So I leave there and go to see my trial coordinator. I get blood drawn, get weighed, and have temp and blood pressure and pulse taken. Then they send me off to have my Pulmonary Function Test.

I check in early and sit to wait. They guy who always does my PFT stuck his head in the waiting room and said "We'll be right with you, Jeri." I say okay and thumb through a copy of AARP's magazine but I have no clue what it's about since my eyes are still dilated so I just look at the fuzzy pictures.

Some younger guy comes to get me and I swear his voice cracked as if he were entering puberty. "Come with me," he croaked. "Did you just come from the eye doctor?" he says as he checks out my paper sunglasses.

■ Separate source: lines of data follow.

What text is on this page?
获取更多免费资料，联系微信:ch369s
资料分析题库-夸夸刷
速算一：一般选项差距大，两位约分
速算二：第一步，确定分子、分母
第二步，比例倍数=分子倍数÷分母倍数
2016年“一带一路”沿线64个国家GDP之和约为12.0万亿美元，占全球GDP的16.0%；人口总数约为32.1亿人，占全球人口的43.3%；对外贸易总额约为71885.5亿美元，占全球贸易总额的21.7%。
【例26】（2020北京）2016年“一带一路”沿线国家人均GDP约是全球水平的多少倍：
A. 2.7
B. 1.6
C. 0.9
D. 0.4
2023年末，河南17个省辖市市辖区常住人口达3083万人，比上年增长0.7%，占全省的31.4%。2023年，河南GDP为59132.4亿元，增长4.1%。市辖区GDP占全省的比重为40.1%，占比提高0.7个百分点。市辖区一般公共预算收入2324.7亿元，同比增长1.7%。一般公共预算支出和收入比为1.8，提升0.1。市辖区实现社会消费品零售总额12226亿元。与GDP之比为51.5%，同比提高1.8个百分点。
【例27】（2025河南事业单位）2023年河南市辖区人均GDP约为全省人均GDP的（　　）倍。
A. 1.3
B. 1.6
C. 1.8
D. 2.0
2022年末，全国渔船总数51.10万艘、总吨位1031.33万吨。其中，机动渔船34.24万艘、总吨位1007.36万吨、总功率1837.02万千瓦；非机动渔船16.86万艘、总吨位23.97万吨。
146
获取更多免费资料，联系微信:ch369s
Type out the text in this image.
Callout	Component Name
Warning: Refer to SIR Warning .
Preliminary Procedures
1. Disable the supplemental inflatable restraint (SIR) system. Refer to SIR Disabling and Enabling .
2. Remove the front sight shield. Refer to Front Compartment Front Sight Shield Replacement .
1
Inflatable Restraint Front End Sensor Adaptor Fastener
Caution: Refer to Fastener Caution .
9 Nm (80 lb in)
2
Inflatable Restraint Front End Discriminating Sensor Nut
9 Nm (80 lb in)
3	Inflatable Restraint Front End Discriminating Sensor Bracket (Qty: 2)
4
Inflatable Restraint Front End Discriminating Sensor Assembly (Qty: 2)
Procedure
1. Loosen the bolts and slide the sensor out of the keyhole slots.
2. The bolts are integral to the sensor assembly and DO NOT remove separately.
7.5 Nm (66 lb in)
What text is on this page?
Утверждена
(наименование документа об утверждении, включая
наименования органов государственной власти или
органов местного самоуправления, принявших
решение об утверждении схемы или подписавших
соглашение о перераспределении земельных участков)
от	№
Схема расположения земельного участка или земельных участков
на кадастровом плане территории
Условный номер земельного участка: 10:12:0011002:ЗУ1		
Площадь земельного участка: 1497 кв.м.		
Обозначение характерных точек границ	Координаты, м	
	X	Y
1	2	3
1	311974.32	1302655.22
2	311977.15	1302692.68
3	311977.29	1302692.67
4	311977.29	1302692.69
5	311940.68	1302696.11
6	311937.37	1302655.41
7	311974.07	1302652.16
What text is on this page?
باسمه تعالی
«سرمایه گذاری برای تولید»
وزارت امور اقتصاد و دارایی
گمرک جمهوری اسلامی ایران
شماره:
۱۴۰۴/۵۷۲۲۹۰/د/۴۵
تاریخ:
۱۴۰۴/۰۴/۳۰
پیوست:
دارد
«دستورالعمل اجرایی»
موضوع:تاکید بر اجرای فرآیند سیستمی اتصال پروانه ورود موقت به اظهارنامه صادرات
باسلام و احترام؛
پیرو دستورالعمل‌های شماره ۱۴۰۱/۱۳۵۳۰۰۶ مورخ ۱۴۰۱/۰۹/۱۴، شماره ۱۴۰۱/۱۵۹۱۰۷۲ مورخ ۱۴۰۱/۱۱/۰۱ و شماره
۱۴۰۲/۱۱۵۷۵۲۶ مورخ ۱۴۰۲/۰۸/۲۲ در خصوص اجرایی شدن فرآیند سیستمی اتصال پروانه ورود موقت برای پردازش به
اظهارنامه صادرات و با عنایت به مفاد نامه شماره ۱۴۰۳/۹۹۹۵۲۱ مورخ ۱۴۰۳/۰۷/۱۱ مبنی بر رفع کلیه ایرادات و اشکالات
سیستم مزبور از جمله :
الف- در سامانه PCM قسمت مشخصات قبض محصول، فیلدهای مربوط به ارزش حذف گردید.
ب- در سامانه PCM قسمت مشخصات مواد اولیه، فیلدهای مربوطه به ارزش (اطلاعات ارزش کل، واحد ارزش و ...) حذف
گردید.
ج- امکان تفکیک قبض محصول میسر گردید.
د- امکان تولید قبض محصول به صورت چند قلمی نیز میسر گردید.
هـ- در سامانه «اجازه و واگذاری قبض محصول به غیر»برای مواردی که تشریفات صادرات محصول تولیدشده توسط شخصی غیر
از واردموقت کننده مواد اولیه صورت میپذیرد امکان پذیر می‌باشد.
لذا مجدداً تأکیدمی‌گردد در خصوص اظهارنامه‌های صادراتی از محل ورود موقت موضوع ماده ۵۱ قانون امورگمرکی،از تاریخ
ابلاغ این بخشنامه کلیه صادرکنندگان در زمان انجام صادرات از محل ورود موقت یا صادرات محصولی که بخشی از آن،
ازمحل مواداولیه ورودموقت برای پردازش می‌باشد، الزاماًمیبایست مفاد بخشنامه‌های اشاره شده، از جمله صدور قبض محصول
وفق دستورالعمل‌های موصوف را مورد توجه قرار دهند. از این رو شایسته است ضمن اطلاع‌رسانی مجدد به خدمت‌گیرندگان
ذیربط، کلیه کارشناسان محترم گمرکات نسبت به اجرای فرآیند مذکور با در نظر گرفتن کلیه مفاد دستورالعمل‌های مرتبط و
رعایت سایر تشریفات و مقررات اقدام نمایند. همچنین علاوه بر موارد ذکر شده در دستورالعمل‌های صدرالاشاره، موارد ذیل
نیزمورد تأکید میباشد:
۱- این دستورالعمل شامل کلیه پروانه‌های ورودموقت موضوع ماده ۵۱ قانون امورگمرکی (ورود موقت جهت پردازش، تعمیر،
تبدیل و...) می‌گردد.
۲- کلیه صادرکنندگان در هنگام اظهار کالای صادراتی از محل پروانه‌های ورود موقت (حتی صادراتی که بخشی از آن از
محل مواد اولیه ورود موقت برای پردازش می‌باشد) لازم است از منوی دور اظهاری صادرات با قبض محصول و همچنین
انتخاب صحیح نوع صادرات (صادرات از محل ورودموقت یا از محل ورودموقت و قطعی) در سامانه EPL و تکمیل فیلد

"Oh, no," I tell him, "I got these last time I was here and I just love the look."

He gave me a weird look and a wider birth.

"Yes, I just came from the eye doctor, so you can screw up all you want because I can't see what you look like or read your name tag so it's cool."

He said he was new at this and I asked where the other guy went. He said he was training him and he's "around if I need him."



NOTE:Image may not be representative of actual testing device OR actual patient. This is only a reenactment.


We went through most of the tests fairly rapidly. Then we got to the one where they use the extension contraption that I have to breath through that consists of a hookah like pipe with a hose connected to the end of it and a hole that I have to periodically cover/uncover with my finger on cue.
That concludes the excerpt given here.